My coach said to me "Embrace the pain." And a great quote from Tom Hanks in A League of Their Own also rang true: "Of course it's hard; it's supposed to be hard. If it wasn't hard everyone would do it. The hard is what makes it great." Up until now the voice of self criticism had drowned out the fact that suffering is expected. Suffering doesn't mean I haven't trained enough or that I don't have it in me to tough it out. It's a subtle but important difference in the mind.
Fast forward to race day, November 7th. The weather was beautiful: 45F, sunny and breezy.
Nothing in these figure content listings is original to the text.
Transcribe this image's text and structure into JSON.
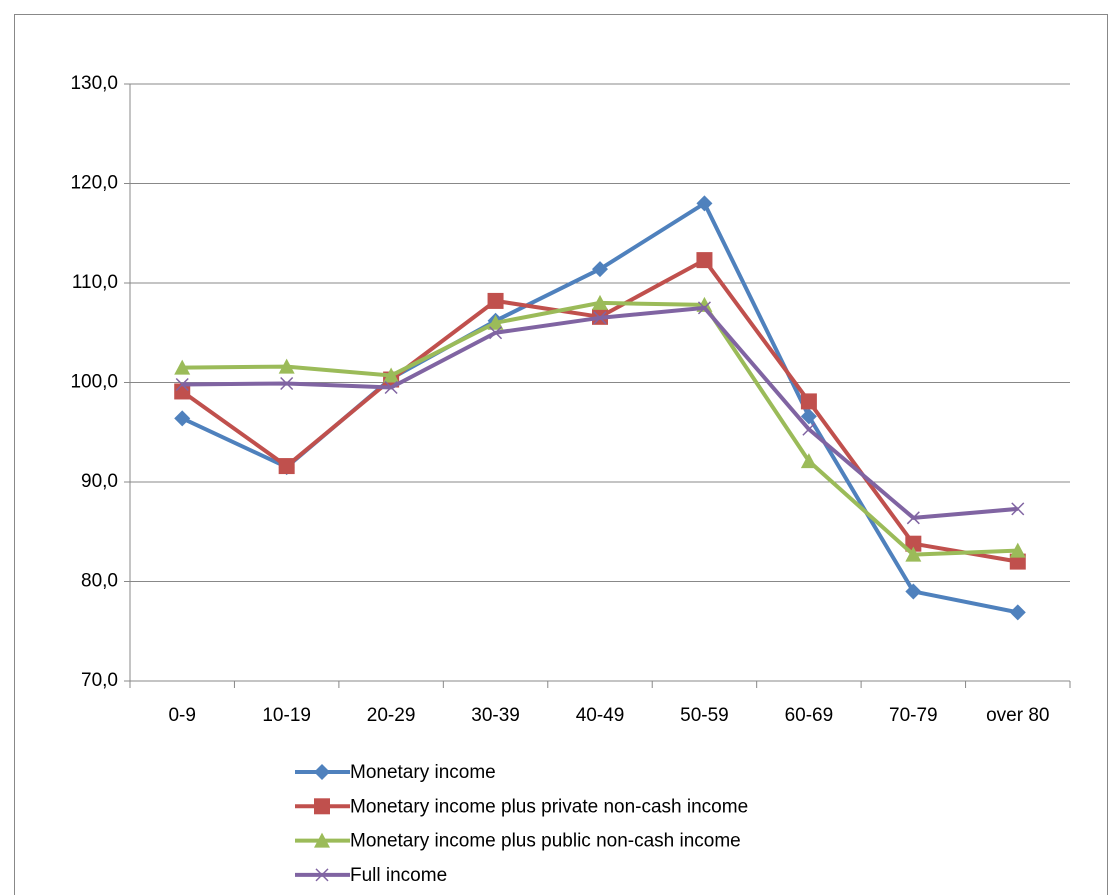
{
  "chart_data": {
    "type": "line",
    "categories": [
      "0-9",
      "10-19",
      "20-29",
      "30-39",
      "40-49",
      "50-59",
      "60-69",
      "70-79",
      "over 80"
    ],
    "series": [
      {
        "name": "Monetary income",
        "color": "#4f81bd",
        "marker": "diamond",
        "values": [
          96.4,
          91.5,
          100.4,
          106.2,
          111.4,
          118.0,
          96.6,
          79.0,
          76.9
        ]
      },
      {
        "name": "Monetary income plus private non-cash income",
        "color": "#c0504d",
        "marker": "square",
        "values": [
          99.1,
          91.6,
          100.3,
          108.2,
          106.6,
          112.3,
          98.1,
          83.8,
          82.0
        ]
      },
      {
        "name": "Monetary income plus public non-cash income",
        "color": "#9bbb59",
        "marker": "triangle",
        "values": [
          101.5,
          101.6,
          100.7,
          106.0,
          108.0,
          107.8,
          92.1,
          82.7,
          83.1
        ]
      },
      {
        "name": "Full income",
        "color": "#8064a2",
        "marker": "x",
        "values": [
          99.8,
          99.9,
          99.5,
          105.0,
          106.5,
          107.5,
          95.3,
          86.4,
          87.3
        ]
      }
    ],
    "ylim": [
      70,
      130
    ],
    "yticks": [
      {
        "value": 70,
        "label": "70,0"
      },
      {
        "value": 80,
        "label": "80,0"
      },
      {
        "value": 90,
        "label": "90,0"
      },
      {
        "value": 100,
        "label": "100,0"
      },
      {
        "value": 110,
        "label": "110,0"
      },
      {
        "value": 120,
        "label": "120,0"
      },
      {
        "value": 130,
        "label": "130,0"
      }
    ],
    "grid": true,
    "legend": "bottom"
  }
}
I had slept 9 hours each night the last 2 nights – plenty rested; I had my race belt with 3 gels - 1 extra in case I lost one; I knew exactly where the aid stations were; I knew the course and warmed up well; I had eaten my familiar prerace meal of oatmeal, yogurt, small bagel with PB, and a little coffee; and finally, although I was a bit nervous, deep down a quiet confidence spoke to me: it's a done deal :).
The gun went off and so did we. The first mile was nearly all uphill! But honestly it was a perfect way to really get the blood going and get down to business. I ran conservatively at first, just like the plan, and when I passed Mile 1 I was spot on. Mile 2 was another bit of climbing but downhill on the backside. By Mile 3 I was cruising and feeling good. I looked at my watch and was running sub-9:00 pace. Okay, sparky, back it off a bit; there are some hills coming, and you're gonna have to dig. Mile 4 was thankfully flat. I didn't look at my watch again until Mile 6 and my time was 52 minutes – good grief! That itself was a personal best. Just hold this pace and it's in the bag! At Mile 10 the bottoms of my feet began to feel a bit numb, and I took some GU and hydrated at the aid station. At every water/Gatorade stop I slowed down just enough to grab the cup, thank the volunteer, drink it down, and push on. I was working hard but felt great.
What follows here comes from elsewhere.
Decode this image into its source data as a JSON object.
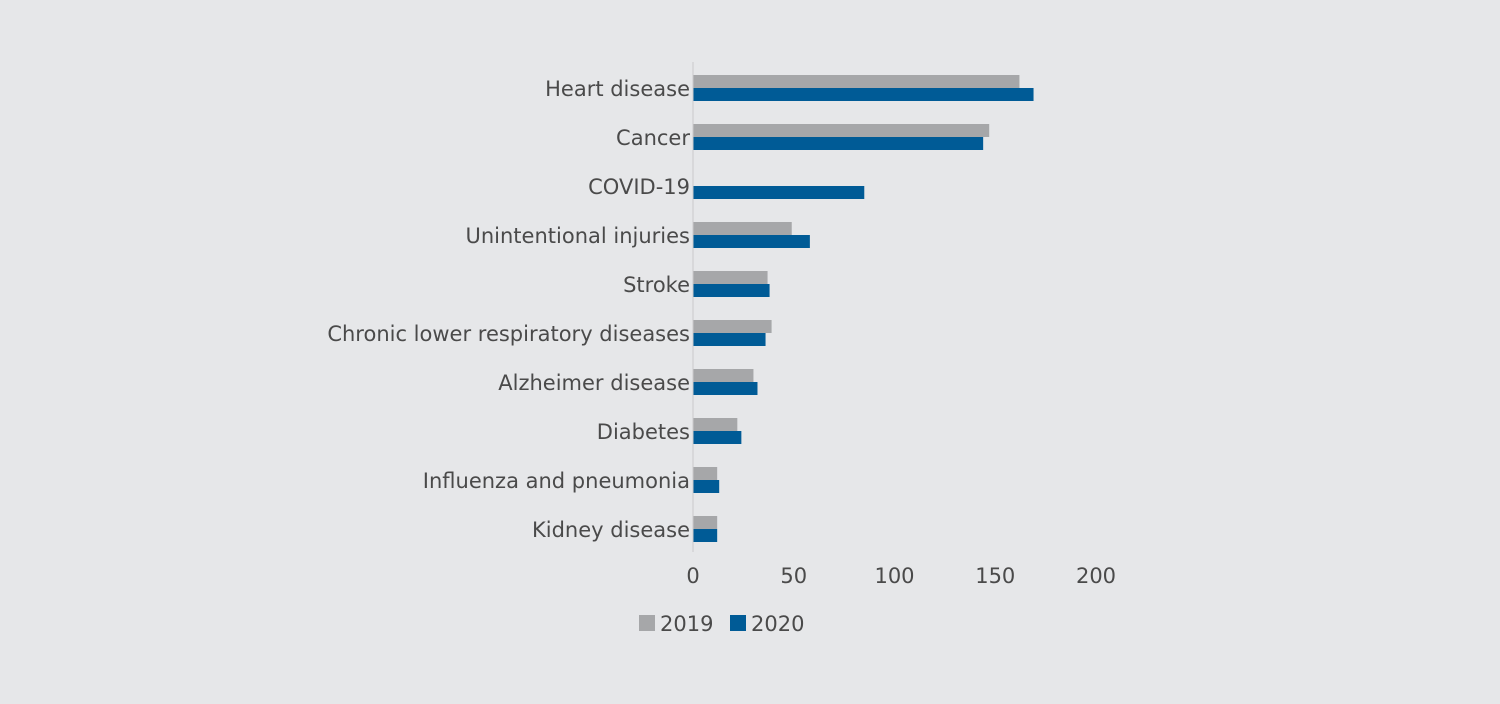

The last 3 miles of this course are nearly all uphill, what the organizers call the "signature" of the course, where the real separation of the pack happens. I was ready and had left some juice in the legs for just this reason. At Mile 11 I let 'er rip straight up a 12% grade hill, glad I wasn't wearing my heart rate monitor :). I crossed Mile 12 at 1:48 and couldn't help but smile. Going home girl! Warrior! At Mile 13 there was one more short climb (gahh!! :)), and I emptied out the legs.
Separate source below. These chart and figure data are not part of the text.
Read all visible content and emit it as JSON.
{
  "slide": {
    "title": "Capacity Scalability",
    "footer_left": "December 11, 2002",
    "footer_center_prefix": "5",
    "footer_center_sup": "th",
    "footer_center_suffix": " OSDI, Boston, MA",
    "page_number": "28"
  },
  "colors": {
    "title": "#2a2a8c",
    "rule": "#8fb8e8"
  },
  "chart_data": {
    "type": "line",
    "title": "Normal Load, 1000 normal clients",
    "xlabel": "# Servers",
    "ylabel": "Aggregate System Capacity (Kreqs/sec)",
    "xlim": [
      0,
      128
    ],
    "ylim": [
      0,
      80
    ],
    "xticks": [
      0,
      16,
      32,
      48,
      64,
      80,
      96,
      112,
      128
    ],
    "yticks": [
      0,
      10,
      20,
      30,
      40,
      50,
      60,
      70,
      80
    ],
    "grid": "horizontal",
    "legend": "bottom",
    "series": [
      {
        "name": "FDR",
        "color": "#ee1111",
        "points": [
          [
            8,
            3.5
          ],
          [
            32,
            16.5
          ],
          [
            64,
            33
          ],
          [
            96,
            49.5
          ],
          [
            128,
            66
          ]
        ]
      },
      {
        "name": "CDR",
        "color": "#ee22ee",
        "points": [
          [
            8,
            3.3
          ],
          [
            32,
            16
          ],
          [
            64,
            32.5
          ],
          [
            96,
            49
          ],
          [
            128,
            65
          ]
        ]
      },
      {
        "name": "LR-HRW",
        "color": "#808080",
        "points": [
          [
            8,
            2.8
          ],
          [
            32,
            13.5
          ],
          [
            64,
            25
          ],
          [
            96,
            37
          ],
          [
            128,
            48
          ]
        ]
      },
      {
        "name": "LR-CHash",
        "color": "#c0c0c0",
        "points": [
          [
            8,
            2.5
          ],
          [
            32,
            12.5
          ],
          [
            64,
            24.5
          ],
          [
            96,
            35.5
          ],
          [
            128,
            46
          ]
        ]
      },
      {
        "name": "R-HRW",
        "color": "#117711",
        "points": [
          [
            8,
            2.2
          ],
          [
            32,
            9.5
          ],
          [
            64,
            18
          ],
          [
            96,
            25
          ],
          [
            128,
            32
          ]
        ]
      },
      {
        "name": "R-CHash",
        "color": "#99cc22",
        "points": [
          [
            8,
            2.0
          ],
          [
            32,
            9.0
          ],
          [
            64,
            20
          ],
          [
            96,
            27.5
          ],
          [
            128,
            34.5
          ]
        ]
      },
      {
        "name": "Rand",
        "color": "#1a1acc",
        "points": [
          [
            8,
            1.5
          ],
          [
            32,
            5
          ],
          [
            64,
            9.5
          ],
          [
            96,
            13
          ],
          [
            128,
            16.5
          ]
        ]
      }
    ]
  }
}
"Congratulations – you are a member of the Sub-2-Hour Club!" shouted the announcer as I triumphantly sailed across the Finish line at 1:58. Tears of joy streamed down my face as I hugged Steve and bawled my eyes out. It had been an arduous hard road to this moment, but it was surely worth it.
Sitting here writing this, it's occurred to me that had I not been plagued with injuries last year, I might not have scrutinized everything in my training. I certainly wouldn't have taken the opportunity to make some much needed changes that today have brought rewards and satisfaction I couldn't begin to imagine this time last year. I've come to more humbly appreciate that in every trial there is a great opportunity for real growth and improvement. I pray that we as a culture recover the lost art of patience and perseverance and take trials for what they are – an invitation to blessing. It's what made our nation great.
Romans 5:3-5 (English Standard Version) 3More than that, we rejoice in our sufferings, knowing that suffering produces endurance, 4and endurance produces character, and character produces hope, 5and hope does not put us to shame, because God's love has been poured into our hearts through the Holy Spirit who has been given to us.